Khyle Wooten, assistant professor in the Department of Music Performance, said he plans to engage the conducting graduate students with his choral ensembles to give them practice working with ensembles in addition to their graduate seminar research. Wooten said the return of the graduate programs will bring light to the powerful legacies contained in the decades of history of master’s degree programs.
“It’s going to take a village to really give the best of ourselves and what IC represents to this incoming class of graduate students,” Wooten said. “Because the resources haven’t flowed like they have before, we will have to get creative, we will have to write more grants, we will have to do more faculty think-tanking. … So it is really going to take all of us putting our heads and our hands and our resources together to make sure that we have a good lift off.”

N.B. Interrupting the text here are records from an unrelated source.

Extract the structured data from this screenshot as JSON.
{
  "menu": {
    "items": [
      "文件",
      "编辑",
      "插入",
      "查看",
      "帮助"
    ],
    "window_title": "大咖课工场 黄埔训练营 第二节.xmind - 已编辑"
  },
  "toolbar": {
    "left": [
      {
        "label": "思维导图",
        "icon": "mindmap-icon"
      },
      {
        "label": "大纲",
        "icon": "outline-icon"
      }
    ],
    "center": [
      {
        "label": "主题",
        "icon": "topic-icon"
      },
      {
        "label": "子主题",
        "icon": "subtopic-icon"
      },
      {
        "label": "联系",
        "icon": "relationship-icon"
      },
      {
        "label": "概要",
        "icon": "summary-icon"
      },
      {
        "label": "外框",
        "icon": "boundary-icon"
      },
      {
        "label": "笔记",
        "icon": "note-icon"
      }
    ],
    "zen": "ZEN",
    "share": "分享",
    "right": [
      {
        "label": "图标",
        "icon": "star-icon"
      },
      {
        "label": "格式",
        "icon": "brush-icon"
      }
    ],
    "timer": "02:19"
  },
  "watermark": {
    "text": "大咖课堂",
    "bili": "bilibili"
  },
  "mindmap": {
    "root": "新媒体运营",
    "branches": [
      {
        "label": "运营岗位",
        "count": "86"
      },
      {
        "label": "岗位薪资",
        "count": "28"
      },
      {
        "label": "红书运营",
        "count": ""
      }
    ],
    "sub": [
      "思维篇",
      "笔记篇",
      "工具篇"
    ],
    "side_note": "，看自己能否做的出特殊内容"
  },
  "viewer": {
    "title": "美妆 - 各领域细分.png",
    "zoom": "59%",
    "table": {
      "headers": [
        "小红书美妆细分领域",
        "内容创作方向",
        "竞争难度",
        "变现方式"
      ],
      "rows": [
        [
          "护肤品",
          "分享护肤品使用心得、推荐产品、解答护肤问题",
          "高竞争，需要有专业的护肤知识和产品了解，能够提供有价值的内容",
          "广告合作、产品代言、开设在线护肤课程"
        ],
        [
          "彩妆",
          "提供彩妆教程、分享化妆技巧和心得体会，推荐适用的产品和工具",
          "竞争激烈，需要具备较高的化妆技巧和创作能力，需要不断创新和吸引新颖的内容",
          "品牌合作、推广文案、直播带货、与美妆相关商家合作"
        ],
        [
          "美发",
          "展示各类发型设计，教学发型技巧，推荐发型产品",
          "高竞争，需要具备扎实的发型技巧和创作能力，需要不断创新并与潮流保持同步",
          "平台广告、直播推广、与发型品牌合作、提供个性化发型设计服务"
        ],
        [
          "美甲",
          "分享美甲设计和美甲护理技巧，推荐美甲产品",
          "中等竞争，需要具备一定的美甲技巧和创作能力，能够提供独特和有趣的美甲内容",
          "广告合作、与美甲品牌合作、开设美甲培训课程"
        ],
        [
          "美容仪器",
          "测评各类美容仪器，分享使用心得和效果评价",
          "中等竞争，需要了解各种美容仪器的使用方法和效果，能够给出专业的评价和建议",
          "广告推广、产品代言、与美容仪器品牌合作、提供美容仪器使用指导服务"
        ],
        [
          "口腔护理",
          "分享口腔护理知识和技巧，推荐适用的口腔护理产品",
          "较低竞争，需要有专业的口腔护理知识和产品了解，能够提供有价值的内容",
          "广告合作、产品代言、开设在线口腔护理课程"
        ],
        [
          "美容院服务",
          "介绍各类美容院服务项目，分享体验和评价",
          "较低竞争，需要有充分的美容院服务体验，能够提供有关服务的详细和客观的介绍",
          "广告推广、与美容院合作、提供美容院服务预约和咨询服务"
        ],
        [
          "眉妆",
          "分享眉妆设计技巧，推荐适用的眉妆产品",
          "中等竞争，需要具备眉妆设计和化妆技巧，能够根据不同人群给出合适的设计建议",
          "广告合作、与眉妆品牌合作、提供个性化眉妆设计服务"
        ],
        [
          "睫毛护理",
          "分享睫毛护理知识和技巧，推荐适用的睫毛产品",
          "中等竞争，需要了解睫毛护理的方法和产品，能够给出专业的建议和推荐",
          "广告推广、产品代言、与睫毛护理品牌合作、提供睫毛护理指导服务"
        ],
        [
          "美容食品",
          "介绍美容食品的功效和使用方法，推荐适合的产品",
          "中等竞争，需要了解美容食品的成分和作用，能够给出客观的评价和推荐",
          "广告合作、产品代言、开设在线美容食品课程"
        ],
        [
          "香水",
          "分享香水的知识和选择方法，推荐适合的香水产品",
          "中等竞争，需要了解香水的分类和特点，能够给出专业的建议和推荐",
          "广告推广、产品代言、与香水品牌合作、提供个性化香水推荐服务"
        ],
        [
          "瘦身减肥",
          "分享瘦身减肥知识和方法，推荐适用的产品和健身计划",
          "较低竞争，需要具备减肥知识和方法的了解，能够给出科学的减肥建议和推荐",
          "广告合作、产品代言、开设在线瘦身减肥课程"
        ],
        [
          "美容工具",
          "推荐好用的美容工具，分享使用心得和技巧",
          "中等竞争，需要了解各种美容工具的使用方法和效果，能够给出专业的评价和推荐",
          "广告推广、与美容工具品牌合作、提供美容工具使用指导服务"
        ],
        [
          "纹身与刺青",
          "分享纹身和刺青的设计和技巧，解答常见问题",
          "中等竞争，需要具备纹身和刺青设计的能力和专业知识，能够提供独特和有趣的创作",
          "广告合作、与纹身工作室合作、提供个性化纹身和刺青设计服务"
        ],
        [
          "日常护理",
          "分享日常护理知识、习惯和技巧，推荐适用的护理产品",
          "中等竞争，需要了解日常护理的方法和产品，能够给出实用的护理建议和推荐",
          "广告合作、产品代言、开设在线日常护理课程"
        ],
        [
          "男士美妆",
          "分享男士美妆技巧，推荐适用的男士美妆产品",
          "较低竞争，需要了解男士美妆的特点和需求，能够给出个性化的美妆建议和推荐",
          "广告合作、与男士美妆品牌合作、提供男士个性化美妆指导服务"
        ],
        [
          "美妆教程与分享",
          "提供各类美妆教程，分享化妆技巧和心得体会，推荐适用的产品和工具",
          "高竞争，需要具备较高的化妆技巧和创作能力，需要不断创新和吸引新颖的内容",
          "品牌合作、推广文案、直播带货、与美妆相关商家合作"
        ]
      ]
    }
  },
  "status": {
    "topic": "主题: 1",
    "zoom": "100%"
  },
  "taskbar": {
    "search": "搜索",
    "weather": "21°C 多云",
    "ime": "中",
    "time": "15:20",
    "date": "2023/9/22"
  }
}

Sophomore Kaitlyn Campbell, a music education and vocal performance double major, said that having graduate students in the music program is something she has been hoping for.
“The competition is going to be a lot harder, because we have people who are going to have a lot more knowledge all around, so that’s a little tough,” Campbell said. “But learning from someone who has such talents and such knowledge is also better. So I see it as more of a good thing than a bad [thing]. I think that it may be competition, but I think that competition is not always a bad thing.”
TenEyck said he admires that Stein and other college administrators found a way to offer new programs without spending a large amount of money.
“It’s not just about, let’s just cut, cut, cut,” TenEyck said. “It’s about ‘How do we use what we have in the most strategic way? Where can we invest? Where can we find efficiencies?’ There are things that make us great that I think that we’re investing in, which is awesome.”
Wooten said that while IC is not providing new resources for the program, the faculty will continue to create their own resources to be able to impact an entirely new generation of musicians.
“It’s not been lost on me that even a deficit doesn’t deter us from being our most creative selves,” Wooten said. “It really speaks to the resilience of our faculty and student community who have not stopped giving the very best of their teaching or their resources or their lives.”
While the new programs will not be sustainable without additional resources for long, Gwirtzman said the beginning stages of the programs have sparked excitement across the MTD community.
“We had a department-wide meeting … and the majority of questions that came from the students were about the dance degree,” Gwirtzman said. “There’s tremendous enthusiasm. … We know the legacy of excellence in the arts here at IC, so we’re just expanding our portfolio, but really building off of that history.”